アースドラゴンなどという希少な魔獣ならば、そこから取れた素材の値段は計り知れない。
「それはよろしゅうございました。国のためになったのなら本望」
とエレンは恭しく返す。
何かいわれたら、返事をすること、何か話さなくていけないときは、『国のためなら本望』、『勇者の務め』、『善処します』的な言葉を使って返答すれば間違いないとアンに教わっているエレンは、だいたいのことはその教え通りに返事をしていた。
国のため本望でございますとか言っているが、全くそんなこと思っていない口調に苦笑いを浮かべたユーグルは「もう少し、感情を込めることができたら言うことはないのだが」と言って薄く笑う。
「はあ、さようでございますか。……善処します」
と言って小首をかしげるエレンにユーグルは、柔らかく微笑んだ。
「ところで、そのアースドラゴンで手に入れた部位をだな。父上の好意で私も一部頂戴したのだ。それは、それは、良いものを頂けたぞ」
その話もエレンは聞き及んでいた。
ドラゴンの素材の一部を三人いる王子にまず王は分け与えたという。
エレンがたまに顔を出す冒険者ギルドで噂になっていた。
噂によると、第一王子は、アースドラゴンの目玉を所望したらしい。
ドラゴンだけでなく魔獣の眼球には魔力が帯びており、魔獣の部位の中でも最も高価な箇所が眼球だ。二つしかないその目玉の一つを迷わず求めた第一王子に、ギルドの冒険者たちは合理主義で金好きな第一王子らしいと語っていた。
そして第二王子は、ドラゴンの背中の皮を求めた。
マウントアースドラゴンの背中の皮は、皮の中で最も硬く、加工すればどんな金属より硬くて柔軟性のある防具になる。軍事主義で戦い好きの第二王子はその皮で新しい自分の防具を作るのだろうと言われていた。
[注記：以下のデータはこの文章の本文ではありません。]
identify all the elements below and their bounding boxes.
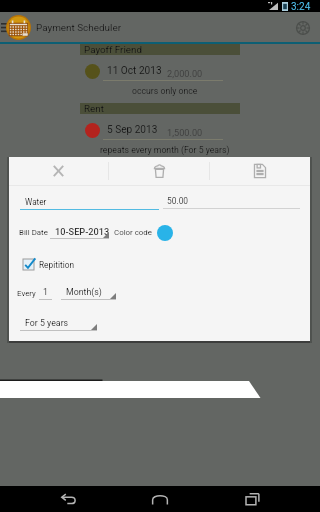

そして今エレンの目の前にいる第三王子は、アースドラゴンの背中に生えていた桜の樹木を求めた。アースドラゴンは、何十年も大地と一体となって眠っていたのだ。その背中には桜だけでなく他の植物も生えていた。ユーグルはたまたまアースドラゴンの上に生えていただけの桜の樹木を求めたのだ。
変わり者で酔狂な第三王子らしいと冒険者達はその話で大笑いをしていた。
冒険者達が話した内容を思い出したエレンは「冒険者達の噂に聞きました。桜の樹木を求めたとか。アースドラゴンに生えた桜の木は他の桜の木と何か違うのですか?」と普通に疑問に思ったことを口にした。
誰もが聞きたかったが誰もが聞けなかった疑問である。
その場にたまたま居合わせたエレンの案内係は、そわそわし始めた。